Bob Florence | |
---|---|
Birth name | Robert Chase Florence |
Born |
Los Angeles, California, U.S. |
May 20, 1932
Died | May 15, 2008 Los Angeles |
(aged 75)
Genres | Jazz, big band, pop |
Occupation(s) | Musician, composer, arranger, band leader |
Instruments | Piano |
Years active | 1950s–2000s |
Labels | Liberty, Trend, MAMA |
Bob Florence (May 20, 1932 – May 15, 2008) was an American pianist, composer, arranger, and big band leader.
A child prodigy, Florence began piano lessons before he was five years old and at seven gave his first recital.

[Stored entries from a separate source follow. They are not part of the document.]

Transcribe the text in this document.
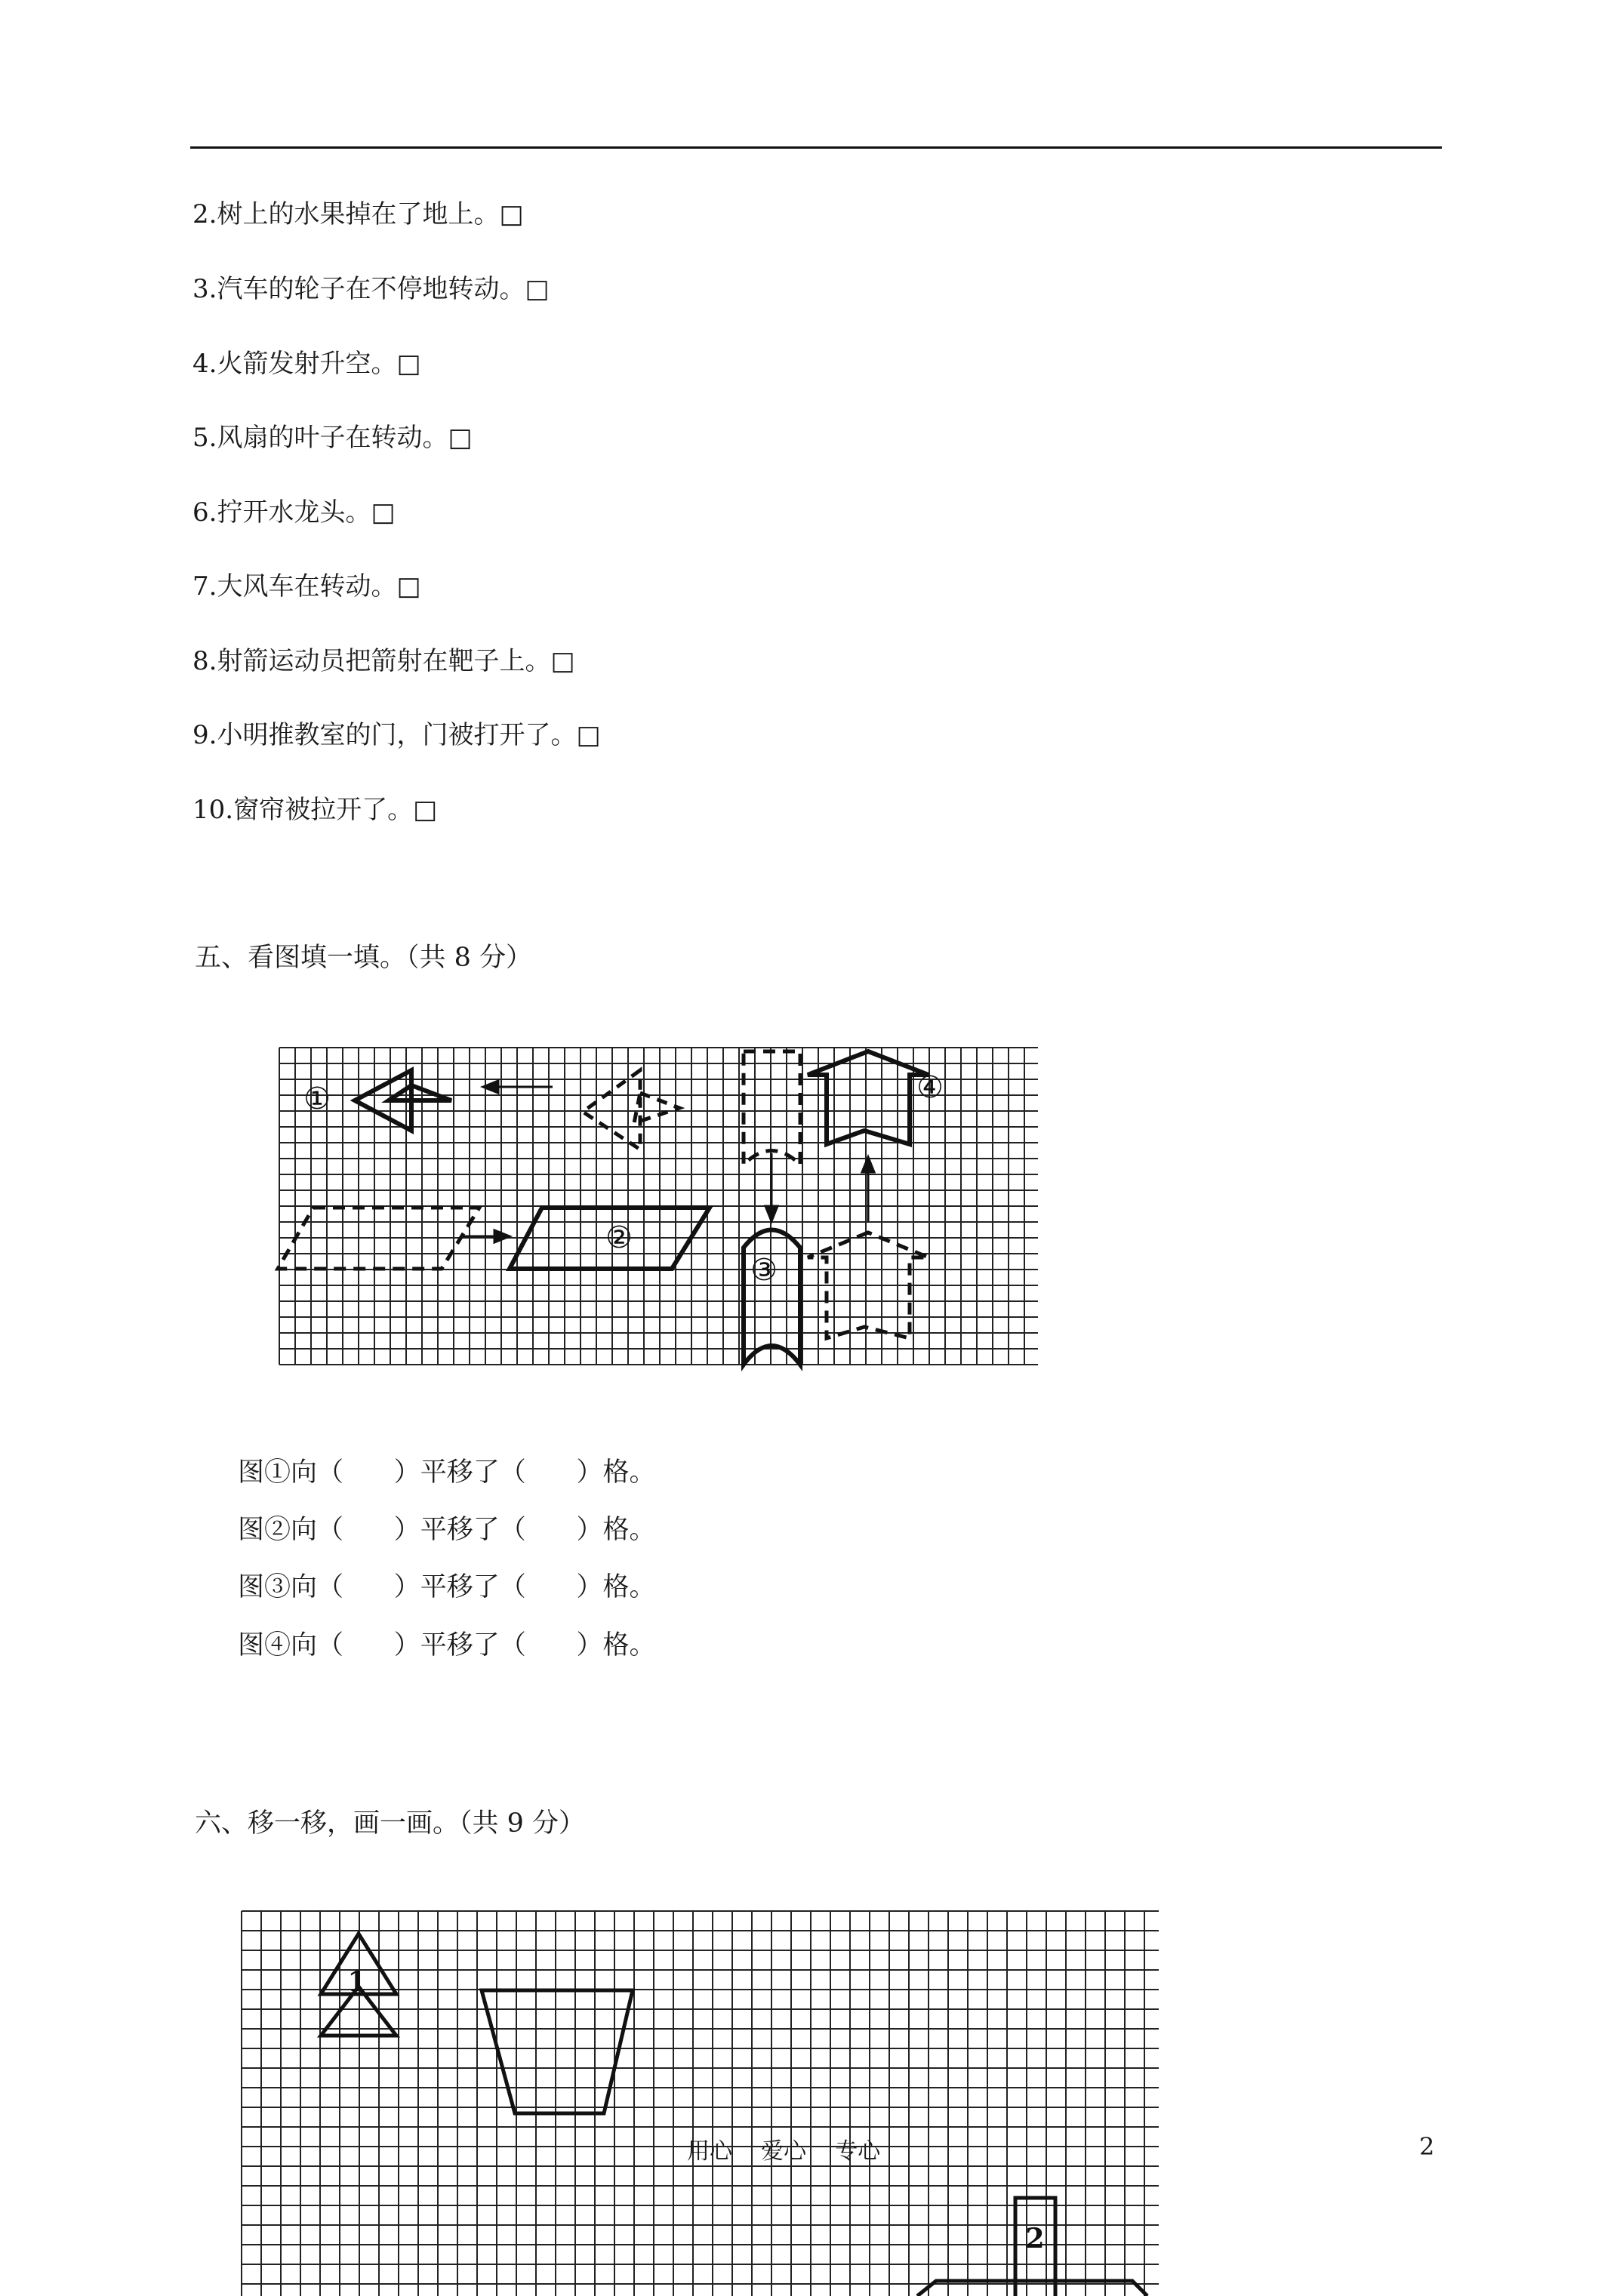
2.树上的水果掉在了地上。□
3.汽车的轮子在不停地转动。□
4.火箭发射升空。□
5.风扇的叶子在转动。□
6.拧开水龙头。□
7.大风车在转动。□
8.射箭运动员把箭射在靶子上。□
9.小明推教室的门，门被打开了。□
10.窗帘被拉开了。□
五、看图填一填。（共 8 分）
①
②
③
④
图①向（      ）平移了（      ）格。
图②向（      ）平移了（      ）格。
图③向（      ）平移了（      ）格。
图④向（      ）平移了（      ）格。
六、移一移，画一画。（共 9 分）
1
2
用心    爱心    专心	2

Although his early education was in classical music, he was drawn to jazz and big band. He went to Los Angeles City College and studied arranging and orchestration with Bob McDonald. He joined the college big band, and his classmates included Herb Geller and Tommy Tedesco.
Florence spent most of his career with big bands, as a leader, performer, composer, and arranger. After graduating from college, he was a member of bands led by Les Brown, Louis Bellson, and Harry James. His arrangement of "(Up A) Lazy River" for Si Zentner was a hit in 1960 and won a Grammy Award.Dave Pell hired him to work full-time as an arranger for Liberty Records. The job gave him the opportunity to write in several genres: bossa nova with Sergio Mendez, jazz with Bud Shank, and pop vocal with Vic Dana.
He worked often in Hollywood as a bandeader, composer, and arranger for TV variety shows, hosted by Dean Martin, Red Skelton, and Andy Williams, and he wrote arrangements for the Tonight Show band led by Doc Severinsen. He won an Emmy Award for a program by Linda Lavin (1981) and another for a concert by Julie Andrews (1990).
In 1979 he returned to a recording career that had been sidetracked by other work. Twelve years separated Pet Project (World Pacific Records, 1967) from Live at Concerts by the Sea (Trend, 1979). His album Magic Time (1983) was the first to be credited to his eighteen-piece big band, the Bob Florence Limited Edition. The band released albums throughout the 1980s and '90s. In 2000, Serendipity 18 won the Grammy Award for Best Jazz Performance by a Large Ensemble. He received fifteen Grammy nominations during his career.